Alex Massie Alex Massie

Tory Europhobia cripples Britain’s attitude to the Ukrainian crisis

Colin Freeman, the Telegraph’s fine chief foreign correspondent, made a remarkable claim the other day that merits wider attention. What, he asked, was Britain’s view on the crisis in Ukraine? The answer was revealing for many reasons, not the least of which being the extent to which eurosceptic myopia has, according to Freeman, caused Britain to misjudge the dramatic events unfolding in Kiev and elsewhere. According to Freeman:

The depth of Euro-scepticism in Britain meant it cared little either way when Ukraine was gearing up last year to sign an EU trade agreement that would have brought it out of the Russian orbit. In Downing Street, the view was that Europe’s outer borders were already quite extended enough. So when Ukraine failed to sign the deal, following pressure from Mr Putin, No 10 deemed it a blow only to empire-builders in Brussels.

If true – and there is little reason to doubt Freeman’s sources – this is, as I say, both remarkable and revealing. Wrong and stupid, too.

It suggests that Downing Street believed – perhaps still believes – that the battle for the Ukraine is a zero sum game between the European Union and Vladimir Putin. A kind of Iran-Iraq War on the Dnieper in which Downing Street and the FCO hoped both sides might lose. At the very least better a stalemate than a clear victory for either side.

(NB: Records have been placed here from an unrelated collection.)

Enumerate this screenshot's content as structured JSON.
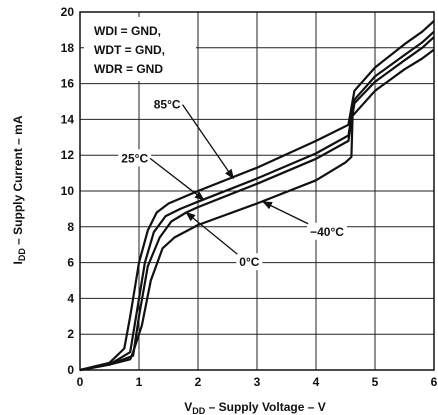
{
  "chart_data": {
    "type": "line",
    "xlabel": {
      "main": "V",
      "sub": "DD",
      "rest": " – Supply Voltage – V"
    },
    "ylabel": {
      "main": "I",
      "sub": "DD",
      "rest": " – Supply Current – mA"
    },
    "xlim": [
      0,
      6
    ],
    "ylim": [
      0,
      20
    ],
    "x_ticks": [
      0,
      1,
      2,
      3,
      4,
      5,
      6
    ],
    "y_ticks": [
      0,
      2,
      4,
      6,
      8,
      10,
      12,
      14,
      16,
      18,
      20
    ],
    "grid": true,
    "conditions": [
      "WDI = GND,",
      "WDT = GND,",
      "WDR = GND"
    ],
    "series": [
      {
        "name": "85°C",
        "points": [
          [
            0,
            0
          ],
          [
            0.5,
            0.4
          ],
          [
            0.75,
            1.2
          ],
          [
            0.85,
            3
          ],
          [
            1.0,
            6
          ],
          [
            1.15,
            7.8
          ],
          [
            1.3,
            8.8
          ],
          [
            1.5,
            9.3
          ],
          [
            2.0,
            10.0
          ],
          [
            3.0,
            11.3
          ],
          [
            4.0,
            12.8
          ],
          [
            4.55,
            13.7
          ],
          [
            4.65,
            15.6
          ],
          [
            5.0,
            16.9
          ],
          [
            5.5,
            18.2
          ],
          [
            5.8,
            18.9
          ],
          [
            6.0,
            19.5
          ]
        ]
      },
      {
        "name": "25°C",
        "points": [
          [
            0,
            0
          ],
          [
            0.5,
            0.3
          ],
          [
            0.85,
            1.0
          ],
          [
            0.95,
            3
          ],
          [
            1.1,
            6
          ],
          [
            1.25,
            7.7
          ],
          [
            1.45,
            8.6
          ],
          [
            1.7,
            9.0
          ],
          [
            2.0,
            9.4
          ],
          [
            3.0,
            10.7
          ],
          [
            4.0,
            12.1
          ],
          [
            4.55,
            13.1
          ],
          [
            4.65,
            15.1
          ],
          [
            5.0,
            16.4
          ],
          [
            5.5,
            17.6
          ],
          [
            5.8,
            18.3
          ],
          [
            6.0,
            18.9
          ]
        ]
      },
      {
        "name": "0°C",
        "points": [
          [
            0,
            0
          ],
          [
            0.5,
            0.3
          ],
          [
            0.9,
            0.8
          ],
          [
            1.0,
            3
          ],
          [
            1.15,
            5.8
          ],
          [
            1.35,
            7.4
          ],
          [
            1.55,
            8.3
          ],
          [
            1.8,
            8.8
          ],
          [
            2.0,
            9.1
          ],
          [
            3.0,
            10.4
          ],
          [
            4.0,
            11.8
          ],
          [
            4.55,
            12.8
          ],
          [
            4.65,
            14.9
          ],
          [
            5.0,
            16.1
          ],
          [
            5.5,
            17.3
          ],
          [
            5.8,
            18.0
          ],
          [
            6.0,
            18.6
          ]
        ]
      },
      {
        "name": "−40°C",
        "points": [
          [
            0,
            0
          ],
          [
            0.5,
            0.3
          ],
          [
            0.85,
            0.6
          ],
          [
            0.9,
            1.0
          ],
          [
            1.05,
            2.5
          ],
          [
            1.2,
            5.0
          ],
          [
            1.4,
            6.8
          ],
          [
            1.6,
            7.4
          ],
          [
            2.0,
            8.1
          ],
          [
            3.0,
            9.3
          ],
          [
            4.0,
            10.6
          ],
          [
            4.5,
            11.6
          ],
          [
            4.6,
            11.9
          ],
          [
            4.62,
            14.2
          ],
          [
            5.0,
            15.6
          ],
          [
            5.5,
            16.8
          ],
          [
            5.8,
            17.4
          ],
          [
            6.0,
            17.9
          ]
        ]
      }
    ],
    "annotations": [
      {
        "text": "85°C",
        "series": "85°C",
        "label_at": [
          1.25,
          14.6
        ],
        "arrow_to": [
          2.6,
          10.7
        ]
      },
      {
        "text": "25°C",
        "series": "25°C",
        "label_at": [
          0.7,
          11.6
        ],
        "arrow_to": [
          2.1,
          9.5
        ]
      },
      {
        "text": "0°C",
        "series": "0°C",
        "label_at": [
          2.7,
          5.8
        ],
        "arrow_to": [
          1.8,
          8.8
        ]
      },
      {
        "text": "−40°C",
        "series": "−40°C",
        "label_at": [
          3.9,
          7.5
        ],
        "arrow_to": [
          3.1,
          9.4
        ]
      }
    ]
  }
}
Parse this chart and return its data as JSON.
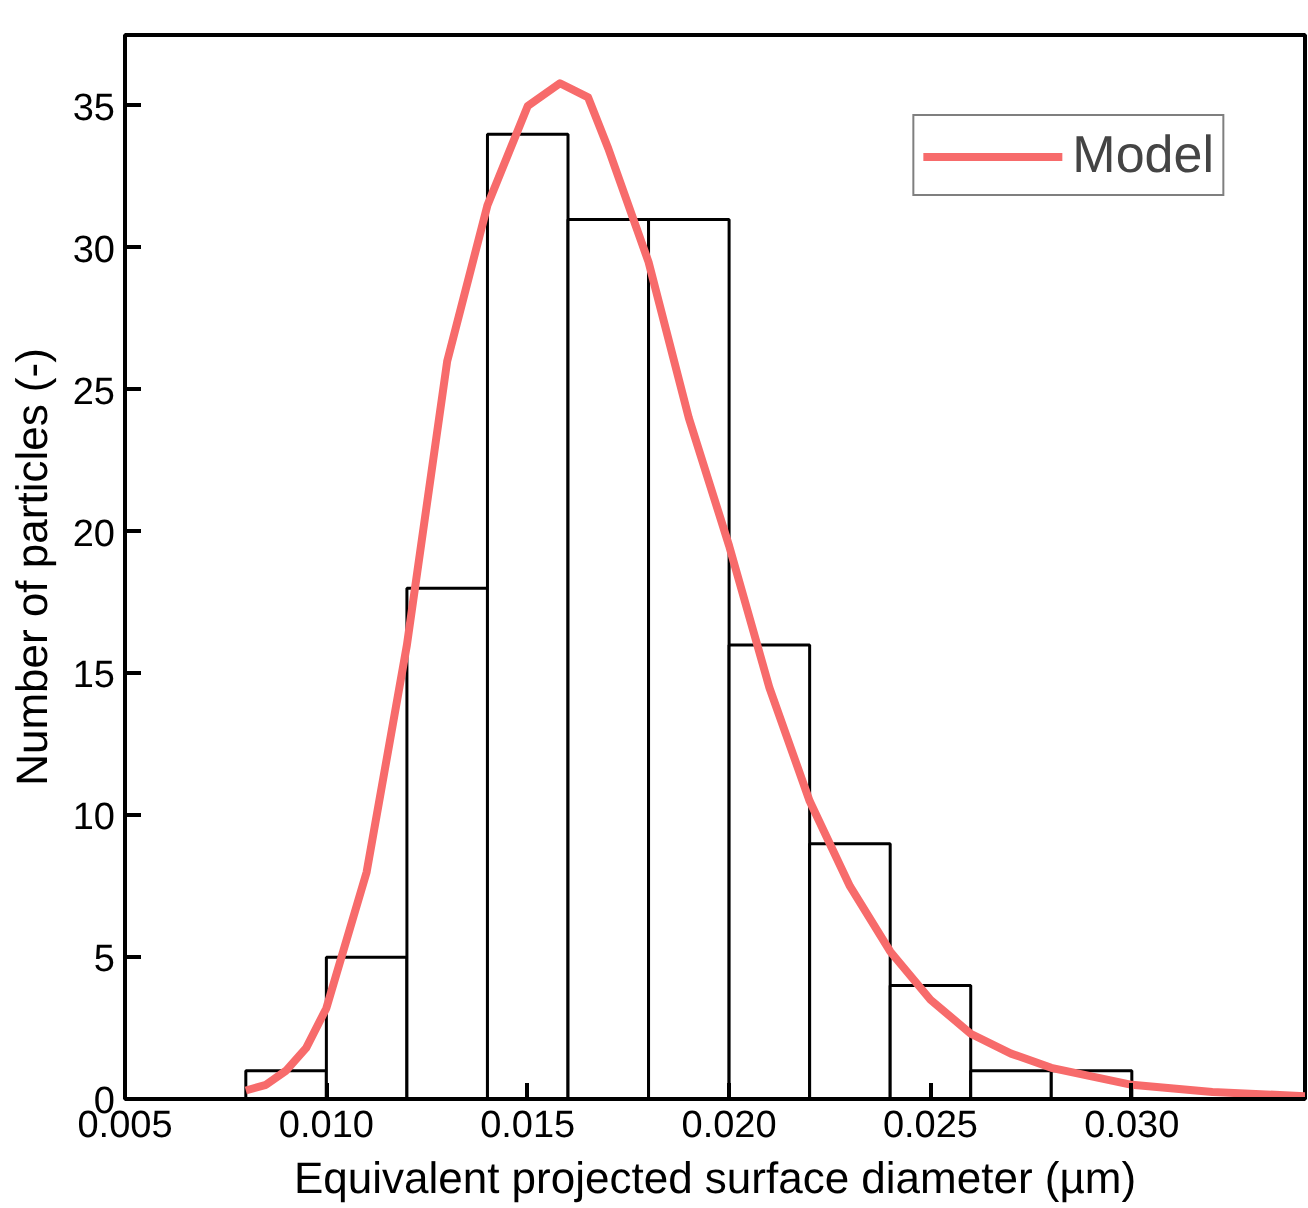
{
  "chart_data": {
    "type": "histogram",
    "xlabel": "Equivalent projected surface diameter (µm)",
    "ylabel": "Number of particles (-)",
    "bins": [
      0.008,
      0.01,
      0.012,
      0.014,
      0.016,
      0.018,
      0.02,
      0.022,
      0.024,
      0.026,
      0.028,
      0.03
    ],
    "values": [
      1,
      5,
      18,
      34,
      31,
      31,
      16,
      9,
      4,
      1,
      1
    ],
    "color": "#ffffff",
    "series": [
      {
        "type": "line",
        "name": "Model",
        "color": "#f76b6b",
        "x": [
          0.008,
          0.0085,
          0.009,
          0.0095,
          0.01,
          0.011,
          0.012,
          0.013,
          0.014,
          0.015,
          0.0158,
          0.0165,
          0.017,
          0.018,
          0.019,
          0.02,
          0.021,
          0.022,
          0.023,
          0.024,
          0.025,
          0.026,
          0.027,
          0.028,
          0.029,
          0.03,
          0.032,
          0.0343
        ],
        "values": [
          0.3,
          0.5,
          1.0,
          1.8,
          3.2,
          8.0,
          16.0,
          26.0,
          31.5,
          35.0,
          35.8,
          35.3,
          33.5,
          29.5,
          24.0,
          19.5,
          14.5,
          10.5,
          7.5,
          5.2,
          3.5,
          2.3,
          1.6,
          1.1,
          0.8,
          0.5,
          0.25,
          0.1
        ]
      }
    ],
    "xlim": [
      0.005,
      0.0343
    ],
    "ylim": [
      0,
      37.5
    ],
    "xticks": [
      0.005,
      {
        "value": 0.01,
        "label": "0.010"
      },
      0.015,
      {
        "value": 0.02,
        "label": "0.020"
      },
      0.025,
      {
        "value": 0.03,
        "label": "0.030"
      }
    ],
    "yticks": [
      0,
      5,
      10,
      15,
      20,
      25,
      30,
      35
    ],
    "grid": false,
    "legend": "top right",
    "line_style": "solid",
    "marker": "none"
  }
}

Perhaps this should not surprise us. There are, after all, plenty of Conservatives (and Kippers, of course) happy to talk about something called the EUSSR. In one of many such examples, Janet Daley once suggested that with regard to Europe ‘our hope can only be that the peoples of the EU will one day walk out from under their oppressors, just as the people of the Warsaw Pact walked out from under theirs.